Cursive writing is important for many reasons, and its loss in America’s classrooms should raise concerns. Cursive not only differs from print in the way it looks, it connects letters to words in a meaningful and productive way. It has been shown to assist children with reading difficulties like dyslexia.
All students benefit by learning how to write in cursive. Scientific American reported on a study which found that students who write notes in cursive during lectures remember much more than if they use their laptop. If students never learn longhand (cursive) it might impede their learning. Print is cumbersome and takes too long when taking notes.
With the advent of the unproven Common Core State Standards, cursive writing fell by the wayside. Common Core is supposed to lead students to mastery, competency-based, or personalized learning on the computer. There’s no research to indicate learning only by technology works. But those focused on technology don’t see any purpose to cursive writing. They believe if you teach a child keyboarding they’ll be set for life.
Those in favor of cursive claim it’s still important that children grow up and be able to sign checks, write thank you notes, or read historical documents. While that’s important, it misses the most important reasons why students should learn cursive writing. Also, since these reasons hardly make a convincing argument for students to spend time learning cursive, many states no longer require teachers to teach cursive handwriting.
Schools in Louisiana and Alabama, however, are bringing back cursive. Other schools should too, and here’s why.
For many children, learning cursive is a pleasurable experience. They are proud of their signature, and of being able to express their ideas in writing in diaries and journals. Cursive writing teaches a variety of skills.
- visual-motor coordination.
- visual synthesis.
- visual perception.
- visual memory.
- spatial relationship.
For the record, keyboarding is also an important skill. But cursive writing should not have to compete with keyboarding. Children can and should get instruction in both cursive writing and keyboarding.
For children who have extreme fine motor coordination difficulties, or dysgraphia, and cursive writing is too much of a chore, keyboarding can be helpful. Children with such difficulties are easy to spot and they should not be forced to do cursive.
However, cursive writing can be helpful to children struggling with reading and writing difficulties. Children with dyslexia might be able to remember words better if they can string letters together in cursive. In 2014, PBS News Hour had a special “How Cursive Can Help Students with Dyslexia Connect the Dots.”

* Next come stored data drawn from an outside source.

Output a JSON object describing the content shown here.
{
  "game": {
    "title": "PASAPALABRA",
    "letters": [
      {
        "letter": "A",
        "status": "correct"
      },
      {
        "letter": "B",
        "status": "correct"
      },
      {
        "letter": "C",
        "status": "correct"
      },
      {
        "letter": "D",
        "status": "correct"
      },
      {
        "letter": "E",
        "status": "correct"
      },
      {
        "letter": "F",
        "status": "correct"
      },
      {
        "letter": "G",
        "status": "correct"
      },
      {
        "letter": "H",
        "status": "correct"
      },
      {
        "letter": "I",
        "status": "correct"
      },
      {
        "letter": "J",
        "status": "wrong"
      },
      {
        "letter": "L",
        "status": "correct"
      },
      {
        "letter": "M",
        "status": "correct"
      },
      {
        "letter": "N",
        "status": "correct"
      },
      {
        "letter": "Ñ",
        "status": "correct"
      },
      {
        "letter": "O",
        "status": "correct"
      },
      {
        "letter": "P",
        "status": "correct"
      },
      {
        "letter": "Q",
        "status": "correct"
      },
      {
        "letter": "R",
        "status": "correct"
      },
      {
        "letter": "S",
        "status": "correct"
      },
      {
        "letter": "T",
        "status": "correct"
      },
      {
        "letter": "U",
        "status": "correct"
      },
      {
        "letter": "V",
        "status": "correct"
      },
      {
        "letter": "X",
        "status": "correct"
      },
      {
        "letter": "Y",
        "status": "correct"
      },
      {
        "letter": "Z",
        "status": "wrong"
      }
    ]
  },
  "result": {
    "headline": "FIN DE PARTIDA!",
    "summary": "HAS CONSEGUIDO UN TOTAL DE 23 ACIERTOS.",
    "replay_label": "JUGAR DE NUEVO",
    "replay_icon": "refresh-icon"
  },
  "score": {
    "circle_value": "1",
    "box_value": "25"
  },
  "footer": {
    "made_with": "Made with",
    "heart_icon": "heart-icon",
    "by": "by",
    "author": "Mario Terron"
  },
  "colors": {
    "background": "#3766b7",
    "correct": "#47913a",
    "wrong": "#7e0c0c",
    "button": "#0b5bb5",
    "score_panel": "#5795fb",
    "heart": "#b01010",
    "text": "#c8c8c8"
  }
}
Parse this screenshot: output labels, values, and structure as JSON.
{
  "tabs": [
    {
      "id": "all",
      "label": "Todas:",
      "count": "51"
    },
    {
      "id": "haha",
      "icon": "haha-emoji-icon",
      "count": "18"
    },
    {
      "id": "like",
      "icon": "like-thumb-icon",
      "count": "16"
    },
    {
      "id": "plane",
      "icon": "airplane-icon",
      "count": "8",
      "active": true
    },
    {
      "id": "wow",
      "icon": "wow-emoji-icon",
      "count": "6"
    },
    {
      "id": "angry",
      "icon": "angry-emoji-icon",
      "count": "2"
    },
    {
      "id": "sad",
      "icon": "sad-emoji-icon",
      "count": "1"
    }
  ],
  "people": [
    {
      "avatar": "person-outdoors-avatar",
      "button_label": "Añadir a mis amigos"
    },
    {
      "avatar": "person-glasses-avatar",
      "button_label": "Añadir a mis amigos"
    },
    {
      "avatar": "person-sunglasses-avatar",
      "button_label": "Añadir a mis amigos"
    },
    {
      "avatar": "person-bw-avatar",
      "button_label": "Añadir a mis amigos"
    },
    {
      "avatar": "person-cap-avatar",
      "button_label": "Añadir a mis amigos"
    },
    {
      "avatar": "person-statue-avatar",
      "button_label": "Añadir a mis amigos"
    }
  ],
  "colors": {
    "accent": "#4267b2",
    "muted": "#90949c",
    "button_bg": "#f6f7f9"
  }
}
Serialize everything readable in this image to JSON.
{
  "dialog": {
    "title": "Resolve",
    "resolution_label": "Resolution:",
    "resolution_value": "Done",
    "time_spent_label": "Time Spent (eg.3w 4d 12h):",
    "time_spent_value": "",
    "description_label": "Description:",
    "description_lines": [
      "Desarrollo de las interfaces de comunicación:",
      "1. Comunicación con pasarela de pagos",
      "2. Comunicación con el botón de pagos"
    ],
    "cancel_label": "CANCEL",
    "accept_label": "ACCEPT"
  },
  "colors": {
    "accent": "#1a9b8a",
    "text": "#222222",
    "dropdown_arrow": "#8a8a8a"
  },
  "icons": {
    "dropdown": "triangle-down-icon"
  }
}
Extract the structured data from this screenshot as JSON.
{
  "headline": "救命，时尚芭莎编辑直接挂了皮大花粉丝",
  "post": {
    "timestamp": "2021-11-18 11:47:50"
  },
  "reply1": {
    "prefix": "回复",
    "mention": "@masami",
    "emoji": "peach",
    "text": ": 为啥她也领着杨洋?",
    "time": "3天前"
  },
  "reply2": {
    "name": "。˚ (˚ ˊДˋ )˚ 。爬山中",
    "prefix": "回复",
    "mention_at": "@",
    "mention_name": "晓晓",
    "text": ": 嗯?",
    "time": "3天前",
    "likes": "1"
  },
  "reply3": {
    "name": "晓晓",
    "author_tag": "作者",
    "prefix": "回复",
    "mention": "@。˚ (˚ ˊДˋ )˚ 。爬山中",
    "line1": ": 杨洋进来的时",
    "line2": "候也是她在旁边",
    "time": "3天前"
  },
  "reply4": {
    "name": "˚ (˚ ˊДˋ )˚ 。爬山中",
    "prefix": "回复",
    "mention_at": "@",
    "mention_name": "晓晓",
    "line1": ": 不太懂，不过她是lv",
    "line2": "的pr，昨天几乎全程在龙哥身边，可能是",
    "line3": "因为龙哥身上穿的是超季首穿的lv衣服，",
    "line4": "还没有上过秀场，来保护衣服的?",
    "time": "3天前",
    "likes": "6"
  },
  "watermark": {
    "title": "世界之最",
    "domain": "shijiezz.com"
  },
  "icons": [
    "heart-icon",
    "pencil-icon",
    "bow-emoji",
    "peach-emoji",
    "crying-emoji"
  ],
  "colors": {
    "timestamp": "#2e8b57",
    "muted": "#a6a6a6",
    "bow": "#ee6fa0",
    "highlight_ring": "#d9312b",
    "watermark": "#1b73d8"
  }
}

I personally write cursive and could not learn well without it. Cursive writing helps me remember. There’s something about the kinesthetic, or tactile, movement on paper, reading what I’ve written, and also sometimes verbally discussing it with others, or I talk to myself, that seals it in my memory. I am also grateful for the semester of typing I took in high school. I am speedy and efficient at the keyboard because of it.
But I still rely on cursive writing for formulating my thoughts and ideas. It is worth repeating. It helps me when listening to lectures. I take notes, listen, read, rewrite, and later repeat the information to myself verbally. It got me through college with good grades.
If your child’s school doesn’t teach cursive, there are many worksheets available online. Stores like Target and Staples usually have cursive writing practice workbooks. To reuse them, place a clear transparency over the page and give children an erasable pen. Help children do cursive over the summer or when they have free time if it isn’t too taxing.
In the long run, cursive writing will be a worthy skill that will assist students in many ways, in their future education, or life in general.
Cindi May, “A Learning Secret: Don’t Take Notes with a Laptop.” Scientific American. June 3, 2014.
Jin Bo, Julia Barta, Hilary Ferencak, Sara Comstock, Vanessa Riley, and Joni Krueger. “Developmental Characteristics in Cursive and Printed Letter-Writing for School-Age Children.” Journal of Motor Learning and Development, 2014. 2, 1-8.